AI in Recruiting in the Digital Age
Artificial intelligence is not a futuristic topic in recruitment, it is already our reality, and it is part of the hiring process from both sides. Most candidates use AI to write their CVs or cover letters, they tend to use it to prepare for interviews and do their research about a potential employer. However, recruiters use AI to search for talent or to manage applications, and some companies have already introduced AI-driven CV screening.
The main question here is: when AI enters the recruitment process, who is really evaluating whom? Are we losing trust during the process?
Trust is one of the foundations of recruitment, and it should not be lost as AI becomes more present in the process. Recruitment is not only about matching a CV with a job description, but about understanding people, their motivation, and their potential. At the moment, the recuiter believes the CV is AI written and does not trust it and the candidate believes the CV is screened by AI technology, not by a human being, and loses trust in the process as well.
But how much AI is really used in the process?
AI is being used by candidates more than many companies realize
40 – 60% of candidates use AI for very practical reasons such as improving the wording of their CV, correcting language, tailoring documents to a job ad, or presenting themselves more clearly. In other words, AI is often used as a writing assistant, not as a way to fake experience.

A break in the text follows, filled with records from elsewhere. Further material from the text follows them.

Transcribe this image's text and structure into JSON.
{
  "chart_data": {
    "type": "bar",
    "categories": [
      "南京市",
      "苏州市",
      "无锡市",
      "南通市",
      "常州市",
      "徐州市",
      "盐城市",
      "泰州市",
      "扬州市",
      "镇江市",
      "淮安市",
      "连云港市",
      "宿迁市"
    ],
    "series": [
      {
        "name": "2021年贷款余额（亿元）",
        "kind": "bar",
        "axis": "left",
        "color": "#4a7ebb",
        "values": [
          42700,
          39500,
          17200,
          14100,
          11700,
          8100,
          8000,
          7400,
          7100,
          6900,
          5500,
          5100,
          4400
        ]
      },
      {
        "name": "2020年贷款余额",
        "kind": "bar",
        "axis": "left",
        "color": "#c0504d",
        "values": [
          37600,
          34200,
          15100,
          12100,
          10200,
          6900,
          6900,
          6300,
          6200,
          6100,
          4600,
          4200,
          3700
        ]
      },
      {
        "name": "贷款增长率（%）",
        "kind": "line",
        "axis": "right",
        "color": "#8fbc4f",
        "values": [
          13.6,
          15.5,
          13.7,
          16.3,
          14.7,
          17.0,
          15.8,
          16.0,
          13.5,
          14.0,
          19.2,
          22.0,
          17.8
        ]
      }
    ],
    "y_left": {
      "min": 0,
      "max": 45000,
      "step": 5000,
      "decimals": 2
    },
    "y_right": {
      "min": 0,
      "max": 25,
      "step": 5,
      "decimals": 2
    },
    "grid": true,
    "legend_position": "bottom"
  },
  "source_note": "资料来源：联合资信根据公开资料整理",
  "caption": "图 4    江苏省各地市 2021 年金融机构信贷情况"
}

More polished CV does not always automatically mean a stronger candidate, but it may simply mean the certain candidate had access to better tools.
What is CV screening?
CV screening is the process of reviewing applications to decide which candidates should move forward with the hiring process. This process is completed by recruiters who compare a candidate’s experience, skills, motivation, salary expectations, availability, and career path with the requirements of a certain role.
AI CV screening uses software to rank, filter, or recommend candidates based on job criteria, keywords, skills, previous titles, education etc.
This can be helpful when companies receive hundreds or thousands of applications and are overloaded with work. However, this method is very risky because a system may overvalue keywords, misunderstand career changes, penalize unusual CV formats, or miss strong candidates whose experience does not fit a standard pattern. That is why we believe CV screening should definitely be led by human!
How many CVs are actually screened by AI?
The answer depends heavily on the country, industry, company size, and definition of “AI screening.”
AI screening refers to the use of artificial intelligence to assess, rank, filter, or reject candidates during the recruitment process. This does not mean that every CV is automatically rejected by a robot. In many companies, AI supports recruiters by helping them identify relevant profiles, compare applications with job requirements, or prioritize candidates for review.
However, recruitment is built on trust between candidates and recruiters. A CV is not only a list of keywords, skills, or job titles. It represents a person’s career path, motivation, potential, communication style, and individual story. These are elements that cannot be fully understood by AI alone.
This is why we believe that even though times are changing and AI is becoming part of recruitment, the hiring process still needs more than one perspective and more than two eyes checking an application. Human judgment remains essential, especially when evaluating context, career changes, international backgrounds, language differences, and real potential.
According to Resume Genius’ 2026 Hiring Insights Report, 37% of hiring managers say their company allows hiring software to screen out applications based on criteria they set.
This means many candidates are right to think some kind of automated screening may be involved, but it does not mean every CV is rejected by AI. In many companies, AI supports the process rather than fully replacing human review.
In Switzerland, AMOSA data shows that while 65% of job seekers use AI, only 13% of companies report using AI in recruitment, rising to 24% among large companies.
This indicates that, at the moment, AI adoption is occurring more often on the side of candidates than on the side of companies among Swiss employers.
Do candidates believe their CVs are scanned by AI?
A recent survey found that only 10% of job seekers believe nearly all of their applications are reviewed by a human recruiter. At the same time, 64% felt confident their resumes go through bots and AI CV screening.
This perception is very crucial for the applying process, because if candidates truly believe that the process is automated, they write their CVs considering ‘’favorable AI words or techniques’’ in order to get their CV noticed and of course they use AI tools for this matter.
The result is a strange loop: candidates write CVs for AI, companies use AI tools to read them, and recruiters and line managers are left with applications that look increasingly similar.